Hellow also emphasized that under the Final rule most issues related to DSH and uncompensated care are not appealable; in particular there will no appeals of payment determinations or determination of SSI days.
Part A to Part B Rebilling
Robert Roth, also partner at Hooper Lundy, focused on the new regulation in the Final rule that permits billing and payment for most Part B services when, post-discharge, an inpatient admission is found not to have been reasonable and necessary by CMS or by a provider after self-audit. The rule emphasizes that all claims for Part B services must be submitted within one year from date of service. Roth noted that the regulation prohibits an adjudicator from ordering full Part B payment if the inpatient admission is denied on appeal, and prohibits providers from simultaneously submitting a Part B claim and pursuing an appeal of the Part A denial. “Hospitals will have to make an election,” Roth said, “whether to go for their Part B service claim or pursue their Part A denial and incur the cost of the appeal and also risk getting nothing at all for the service.”

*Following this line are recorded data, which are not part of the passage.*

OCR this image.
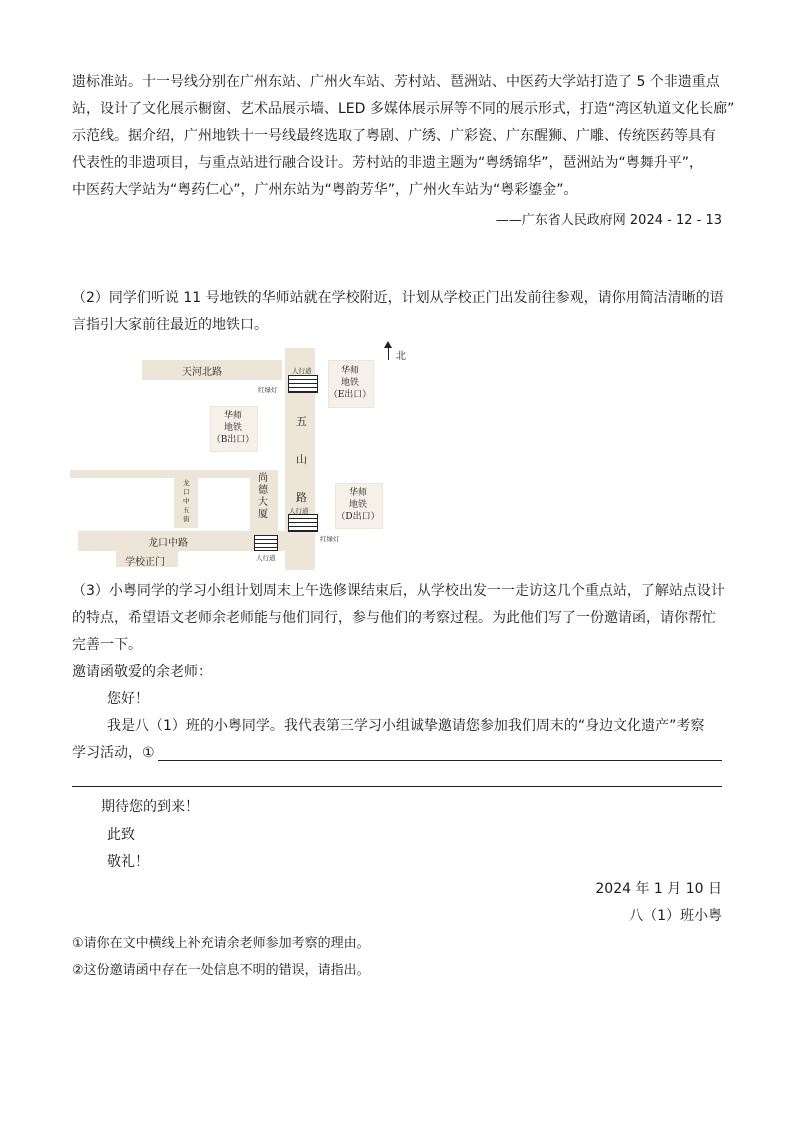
遗标准站。十一号线分别在广州东站、广州火车站、芳村站、琶洲站、中医药大学站打造了 5 个非遗重点
站，设计了文化展示橱窗、艺术品展示墙、LED 多媒体展示屏等不同的展示形式，打造“湾区轨道文化长廊”
示范线。据介绍，广州地铁十一号线最终选取了粤剧、广绣、广彩瓷、广东醒狮、广雕、传统医药等具有
代表性的非遗项目，与重点站进行融合设计。芳村站的非遗主题为“粤绣锦华”，琶洲站为“粤舞升平”，
中医药大学站为“粤药仁心”，广州东站为“粤韵芳华”，广州火车站为“粤彩鎏金”。
——广东省人民政府网 2024 - 12 - 13
（2）同学们听说 11 号地铁的华师站就在学校附近，计划从学校正门出发前往参观，请你用简洁清晰的语
言指引大家前往最近的地铁口。
天河北路
五
山
路
龙
口
中
五
街
尚
德
大
厦
龙口中路
学校正门
华师
地铁
（E出口）
华师
地铁
（B出口）
华师
地铁
（D出口）
人行道
红绿灯
人行道
红绿灯
人行道
北
（3）小粤同学的学习小组计划周末上午选修课结束后，从学校出发一一走访这几个重点站，了解站点设计
的特点，希望语文老师余老师能与他们同行，参与他们的考察过程。为此他们写了一份邀请函，请你帮忙
完善一下。
邀请函敬爱的余老师：
您好！
我是八（1）班的小粤同学。我代表第三学习小组诚挚邀请您参加我们周末的“身边文化遗产”考察
学习活动，①
期待您的到来！
此致
敬礼！
2024 年 1 月 10 日
八（1）班小粤
①请你在文中横线上补充请余老师参加考察的理由。
②这份邀请函中存在一处信息不明的错误，请指出。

Roth also noted that a beneficiary may still pursue an appeal of a Part A service denial even if the provider does not pursue an appeal. Roth said that in the Final rule CMS noted that if the beneficiary’s Part A appeal is successful the hospital will also benefit.
Hellow concluded that it is “incumbent upon hospitals to try their best to educate physicians, physician assistants, physician advisors about these rules and iron out those differences; utilization management will play a key role.” Roth added that CMS, in adopting this Final rule “has not repealed the law of unintended consequences. They say they aren’t involved in medical decisions; they are involved in medical decisions.”